While Arena of Valor [Free] is bigger than sliced bread in Asian territories, the game hasn’t yet made a similar massive impact on the Western market. You could point your finger at a lot of reasons for this, but the one I find the most reasonable is the stigma towards mobile games from people who would likely really enjoy AoV if they just gave it a try. In Asian countries, hardcore gamers don’t have any problem playing games on their phone, which isn’t really the case here. This week, an insider at Tencent let us in on plans to turn that perception around with a global mobile esports strategy that aims to put mobile esports on par with esports on any other platform.
At the highest level, Arena of Valor is having an LA-based tournament which is going to kick off with over $500,000 in prize money, and while the Arena of Valor International Championship typically has been held in southeast Asia, that isn’t always going to be the case. It sounds like they’re going to rotate where this massive event is being held, sort of like the way Blizzard handles their Hearthstone [Free] events.
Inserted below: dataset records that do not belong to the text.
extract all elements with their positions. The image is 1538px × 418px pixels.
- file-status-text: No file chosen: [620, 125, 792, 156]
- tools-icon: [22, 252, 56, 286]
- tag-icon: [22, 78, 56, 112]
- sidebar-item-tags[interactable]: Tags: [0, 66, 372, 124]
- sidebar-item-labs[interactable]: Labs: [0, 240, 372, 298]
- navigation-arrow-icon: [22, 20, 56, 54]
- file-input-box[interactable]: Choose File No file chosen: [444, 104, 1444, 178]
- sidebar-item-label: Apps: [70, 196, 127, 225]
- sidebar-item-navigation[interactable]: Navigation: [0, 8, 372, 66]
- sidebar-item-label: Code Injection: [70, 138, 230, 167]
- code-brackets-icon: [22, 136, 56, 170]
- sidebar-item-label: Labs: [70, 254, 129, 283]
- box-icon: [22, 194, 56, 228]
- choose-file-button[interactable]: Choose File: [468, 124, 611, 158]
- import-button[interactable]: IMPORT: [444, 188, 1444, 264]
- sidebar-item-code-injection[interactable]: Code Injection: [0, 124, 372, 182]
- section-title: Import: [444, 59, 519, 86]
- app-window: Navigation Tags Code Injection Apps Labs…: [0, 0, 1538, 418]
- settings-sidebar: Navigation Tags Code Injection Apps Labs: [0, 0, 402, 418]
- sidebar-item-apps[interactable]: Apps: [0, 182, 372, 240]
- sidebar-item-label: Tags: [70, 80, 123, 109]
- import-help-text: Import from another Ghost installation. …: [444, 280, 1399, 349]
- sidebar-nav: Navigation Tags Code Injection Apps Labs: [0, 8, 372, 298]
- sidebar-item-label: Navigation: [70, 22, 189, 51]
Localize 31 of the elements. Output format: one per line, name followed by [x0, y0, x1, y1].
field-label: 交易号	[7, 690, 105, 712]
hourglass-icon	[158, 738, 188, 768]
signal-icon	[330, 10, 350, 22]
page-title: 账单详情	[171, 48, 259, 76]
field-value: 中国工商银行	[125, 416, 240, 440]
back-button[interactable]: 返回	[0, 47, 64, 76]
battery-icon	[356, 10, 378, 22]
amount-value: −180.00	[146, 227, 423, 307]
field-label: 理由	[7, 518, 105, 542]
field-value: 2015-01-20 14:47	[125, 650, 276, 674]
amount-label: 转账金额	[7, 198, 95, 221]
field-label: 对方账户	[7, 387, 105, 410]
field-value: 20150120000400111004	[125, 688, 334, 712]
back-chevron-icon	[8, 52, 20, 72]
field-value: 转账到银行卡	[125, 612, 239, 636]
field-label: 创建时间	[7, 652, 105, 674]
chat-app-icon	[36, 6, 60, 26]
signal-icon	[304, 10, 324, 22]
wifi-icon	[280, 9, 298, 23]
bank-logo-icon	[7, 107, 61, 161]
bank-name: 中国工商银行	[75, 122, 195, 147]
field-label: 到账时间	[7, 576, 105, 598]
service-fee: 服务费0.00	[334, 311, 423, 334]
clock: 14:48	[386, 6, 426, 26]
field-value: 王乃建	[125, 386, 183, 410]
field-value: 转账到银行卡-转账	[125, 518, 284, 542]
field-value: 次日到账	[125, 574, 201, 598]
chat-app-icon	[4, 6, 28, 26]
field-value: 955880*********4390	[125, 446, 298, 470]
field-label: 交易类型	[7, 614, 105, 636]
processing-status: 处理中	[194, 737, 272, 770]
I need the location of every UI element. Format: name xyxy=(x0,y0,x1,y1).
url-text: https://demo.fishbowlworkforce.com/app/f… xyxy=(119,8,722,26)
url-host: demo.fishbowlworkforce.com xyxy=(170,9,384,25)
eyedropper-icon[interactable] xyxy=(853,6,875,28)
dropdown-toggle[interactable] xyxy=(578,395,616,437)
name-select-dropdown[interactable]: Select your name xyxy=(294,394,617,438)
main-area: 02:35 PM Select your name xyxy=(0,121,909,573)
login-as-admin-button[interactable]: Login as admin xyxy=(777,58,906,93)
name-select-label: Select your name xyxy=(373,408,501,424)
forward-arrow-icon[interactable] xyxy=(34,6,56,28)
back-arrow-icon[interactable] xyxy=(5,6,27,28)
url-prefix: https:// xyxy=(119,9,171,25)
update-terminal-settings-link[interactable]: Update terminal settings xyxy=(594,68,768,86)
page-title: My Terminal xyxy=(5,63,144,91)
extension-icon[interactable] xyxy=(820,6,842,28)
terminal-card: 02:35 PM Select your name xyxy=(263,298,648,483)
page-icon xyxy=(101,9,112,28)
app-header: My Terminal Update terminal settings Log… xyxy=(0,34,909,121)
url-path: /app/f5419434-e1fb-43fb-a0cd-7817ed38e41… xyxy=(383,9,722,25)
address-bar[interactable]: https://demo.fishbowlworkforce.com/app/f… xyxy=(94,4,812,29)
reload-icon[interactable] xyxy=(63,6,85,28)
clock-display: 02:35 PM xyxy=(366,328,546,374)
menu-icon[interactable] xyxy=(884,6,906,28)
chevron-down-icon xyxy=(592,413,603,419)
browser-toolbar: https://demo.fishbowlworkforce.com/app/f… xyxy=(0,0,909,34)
In North America specifically, we are going to have the Arena of Valor World Cup which sounds like it’s going to be the North American counterpart to the other large events Tencent has done. Pro esports teams are already endorsing and planning on participating in the World Cup like Team Liquid and other recognizable names.
These massive events are intended to be the top of the competitive Arena of Valor pyramid, with many regional and smaller North American tournaments bringing lower-level players into the competitive fold. Tencent is hoping collegiate tournaments spread across the country will bring loads more players into the mobile esports fold as they make the stunning realization that the phone they carry in their pocket is capable of providing a hardcore gaming experience for free.
Will it all work? Who knows! I’m just happy a company with the resources of Tencent is building internal teams to tackle both esports as well as the perception of mobile esports in the North American (and larger global) markets.